Paris encore et toujours
Posté par Pierre Ménès le 29 Octobre 2018

Ce dimanche clôturant la 11e journée a commencé avec deux très pauvres matchs. Reims s’est donné de l’air en l’emportant à Rennes face à une équipe bretonne qui n’y arrive toujours pas. Déjà battue dans la semaine par Kiev en Europa League, les hommes de Lamouchi ont encore livré un match très insuffisant. Un match où, malgré un joli coup-franc avant la pause, Ben Arfa a montré qu’il était encore loin d’être au top, où Niang n’était pas du tout dans le coup et où Sarr a quasiment tout raté. Et puis, il y a un truc que je ne m’explique pas, c’est la raison pour laquelle Grenier joue plus bas qu’André sur le terrain. C’est une énigme. Vu la faiblesse offensive du Stade Rennais, le rapprocher du but serait une bonne initiative.

A 17 heures, une équipe de Bordeaux à nouveau très décevante a été battue à domicile par Nice sur un but de Cyprien. On ne peut pas dire que la maîtrise niçoise ait été totale, surtout lors des vingt dernières minutes quand les Girondins ont poussé pour égaliser. Mais mis à part le tir de Lerager sur la barre, il n’y a pas eu une foultitude d’occasions et le style de jeu de Bordeaux est toujours assez informe. Après une assez bonne période, les hommes de Bedouet et Ricardo concèdent leur deuxième défaite de la semaine après celle de Saint-Pétersbourg. Et on ne sait toujours pas quoi penser de cette équipe girondine.
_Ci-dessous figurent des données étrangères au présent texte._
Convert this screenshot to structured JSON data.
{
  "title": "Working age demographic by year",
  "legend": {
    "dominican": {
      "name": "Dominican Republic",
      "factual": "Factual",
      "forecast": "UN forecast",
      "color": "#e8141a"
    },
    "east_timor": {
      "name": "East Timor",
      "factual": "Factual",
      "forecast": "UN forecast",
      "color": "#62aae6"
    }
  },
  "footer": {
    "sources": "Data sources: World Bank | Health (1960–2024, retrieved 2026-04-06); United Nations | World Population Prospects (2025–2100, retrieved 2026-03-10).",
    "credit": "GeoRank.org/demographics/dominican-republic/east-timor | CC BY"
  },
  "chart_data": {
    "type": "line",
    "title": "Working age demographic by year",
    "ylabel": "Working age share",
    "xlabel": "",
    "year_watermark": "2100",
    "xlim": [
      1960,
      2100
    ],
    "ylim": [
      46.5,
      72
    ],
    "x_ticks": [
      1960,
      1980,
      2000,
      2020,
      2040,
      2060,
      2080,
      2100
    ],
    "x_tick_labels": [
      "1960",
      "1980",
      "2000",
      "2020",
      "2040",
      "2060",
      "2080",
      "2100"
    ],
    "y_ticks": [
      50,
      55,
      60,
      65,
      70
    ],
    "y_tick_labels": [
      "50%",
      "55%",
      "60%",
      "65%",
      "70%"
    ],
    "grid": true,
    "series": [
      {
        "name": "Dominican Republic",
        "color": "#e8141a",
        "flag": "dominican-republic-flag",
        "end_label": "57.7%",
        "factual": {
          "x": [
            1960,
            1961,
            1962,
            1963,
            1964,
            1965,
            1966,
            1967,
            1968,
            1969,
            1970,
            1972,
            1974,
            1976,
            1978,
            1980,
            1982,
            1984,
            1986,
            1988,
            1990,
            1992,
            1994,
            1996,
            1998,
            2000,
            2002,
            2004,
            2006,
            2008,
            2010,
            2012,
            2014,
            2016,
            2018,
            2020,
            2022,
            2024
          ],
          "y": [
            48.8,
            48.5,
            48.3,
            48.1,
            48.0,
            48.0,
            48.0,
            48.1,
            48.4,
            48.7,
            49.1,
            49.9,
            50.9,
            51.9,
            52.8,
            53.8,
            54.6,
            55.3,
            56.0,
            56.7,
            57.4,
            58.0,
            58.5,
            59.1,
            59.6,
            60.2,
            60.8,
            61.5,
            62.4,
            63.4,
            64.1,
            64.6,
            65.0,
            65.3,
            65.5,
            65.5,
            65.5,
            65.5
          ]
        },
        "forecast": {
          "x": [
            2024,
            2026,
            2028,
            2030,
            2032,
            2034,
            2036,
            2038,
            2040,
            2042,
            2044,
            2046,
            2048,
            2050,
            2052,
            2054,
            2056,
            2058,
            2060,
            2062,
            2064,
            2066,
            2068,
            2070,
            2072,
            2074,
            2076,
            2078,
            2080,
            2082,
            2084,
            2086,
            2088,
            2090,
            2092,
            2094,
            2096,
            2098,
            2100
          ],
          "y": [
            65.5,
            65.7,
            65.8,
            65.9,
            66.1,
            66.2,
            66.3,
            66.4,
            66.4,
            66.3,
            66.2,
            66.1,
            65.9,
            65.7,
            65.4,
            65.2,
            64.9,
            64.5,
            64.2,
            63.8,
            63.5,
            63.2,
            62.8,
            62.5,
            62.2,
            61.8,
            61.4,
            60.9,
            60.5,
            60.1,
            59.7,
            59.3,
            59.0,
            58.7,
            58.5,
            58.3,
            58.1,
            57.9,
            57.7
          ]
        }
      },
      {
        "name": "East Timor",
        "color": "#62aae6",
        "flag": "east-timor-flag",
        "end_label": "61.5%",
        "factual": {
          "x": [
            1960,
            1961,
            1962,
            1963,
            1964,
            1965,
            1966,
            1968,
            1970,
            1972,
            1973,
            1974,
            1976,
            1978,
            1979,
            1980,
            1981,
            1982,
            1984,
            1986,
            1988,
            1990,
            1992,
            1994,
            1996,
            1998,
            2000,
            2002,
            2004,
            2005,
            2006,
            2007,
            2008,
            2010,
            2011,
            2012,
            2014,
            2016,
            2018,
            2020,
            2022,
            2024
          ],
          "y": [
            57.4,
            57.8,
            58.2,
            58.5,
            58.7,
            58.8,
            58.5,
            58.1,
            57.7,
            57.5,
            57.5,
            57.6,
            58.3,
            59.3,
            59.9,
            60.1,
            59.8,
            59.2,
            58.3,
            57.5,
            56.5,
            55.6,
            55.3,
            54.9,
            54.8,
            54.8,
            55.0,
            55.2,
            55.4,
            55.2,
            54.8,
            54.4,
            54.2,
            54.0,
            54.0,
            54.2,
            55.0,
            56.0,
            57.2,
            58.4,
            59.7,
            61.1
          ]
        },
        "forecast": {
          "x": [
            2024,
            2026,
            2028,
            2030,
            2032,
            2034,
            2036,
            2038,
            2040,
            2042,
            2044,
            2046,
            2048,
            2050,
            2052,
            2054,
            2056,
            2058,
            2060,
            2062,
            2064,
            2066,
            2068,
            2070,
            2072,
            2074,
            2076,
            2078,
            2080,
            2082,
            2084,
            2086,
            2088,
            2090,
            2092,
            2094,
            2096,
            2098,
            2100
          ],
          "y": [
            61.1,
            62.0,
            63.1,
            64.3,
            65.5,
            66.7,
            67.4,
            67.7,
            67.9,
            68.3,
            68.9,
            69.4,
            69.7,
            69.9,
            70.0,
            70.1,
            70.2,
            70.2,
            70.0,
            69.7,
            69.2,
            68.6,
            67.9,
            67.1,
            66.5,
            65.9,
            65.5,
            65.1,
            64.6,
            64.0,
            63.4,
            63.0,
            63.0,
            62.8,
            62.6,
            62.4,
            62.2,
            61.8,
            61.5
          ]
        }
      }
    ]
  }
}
Et puis en soirée, on a eu droit à un Classico assez bizarre, notamment au niveau des équipes de départ. Avec le choix de Garcia de jouer sans attaquant axial et celui de Tuchel de se passer de Mbappé et de Rabiot. Évidemment, on ne connaissait pas au départ la raison de cette étonnante décision. On a su ensuite que c’était pour sanctionner un retard à la collation. Alors ou je ne me suis pas bien fait comprendre ou je me suis mal exprimé - ce qui est tout à fait possible - au CFC, mais je n’ai pas du tout critiqué Tuchel d’avoir voulu imposer son autorité. Je trouve juste que, lorsque tu vas jouer un match si important aux yeux des supporters parisiens et que tu es déjà privé de Thiago Silva, de Kimpembé et de Cavani, c’est prendre un risque assez insensé de se priver de deux titulaires.

Une faute d’arbitrage qui pèse lourd

La preuve en a vite été faite puisque pendant une heure, le PSG a été inoffensif. Il a suffi que Mbappé entre pour que le visage du match change. Le Champion du monde a ouvert le score d’un  tir croisé après une accélération foudroyante qui a déposé Kamara, avant de servir Neymar qui a trop croisé une frappe du gauche finalement poussée au fond par Draxler. A l’arrivée, tout le monde est gagnant. Tuchel parce qu’il a montré qui était le patron, ce qui tranche totalement avec sa câlinothérapie du début de saison et Mbappé, puisqu’il est rentré sans état d’âme et a été décisif. 

Il faudra voir dans les semaines qui viennent les conséquences de ce épisode disciplinaire qui va évidemment, ne vous inquiétez pas, devenir une affaire de tout premier ordre pour tous les baveux de France et de Navarre, sur toutes les chaînes, qui passent leur temps à parler de foot et surtout à taper sur le PSG à la moindre occasion. On n’oubliera pas quand même de signaler que Mitroglou avait égalisé sur une action tout à fait valable. L’arbitre a sanctionné un coup de coude de Strootman sur Marquinhos alors que c’est le Brésilien qui vient percuter le Néerlandais. 

A ceux qui demandent pourquoi la VAR n’a pas été utilisée, la réponse est simple : Monsieur Bastien a sifflé juste après le contact et les joueurs parisiens se sont arrêtés de jouer. Il aurait fallu qu’il laisse jouer et consulte éventuellement la VAR a posteriori pour savoir si la faute de Strootman était réelle ou non. C’est donc une faute d’arbitrage et une faute qui pèse lourd à la fin du match. Maintenant, comme je l’ai dit au CFC, PSG-Naples a montré avec évidence que Paris avait fait une énorme erreur de recrutement en ne prenant pas de sentinelle et cet OM-PSG lui, a démontré que l’OM en avait fait une énorme aussi en ne recrutant pas un attaquant de haut niveau.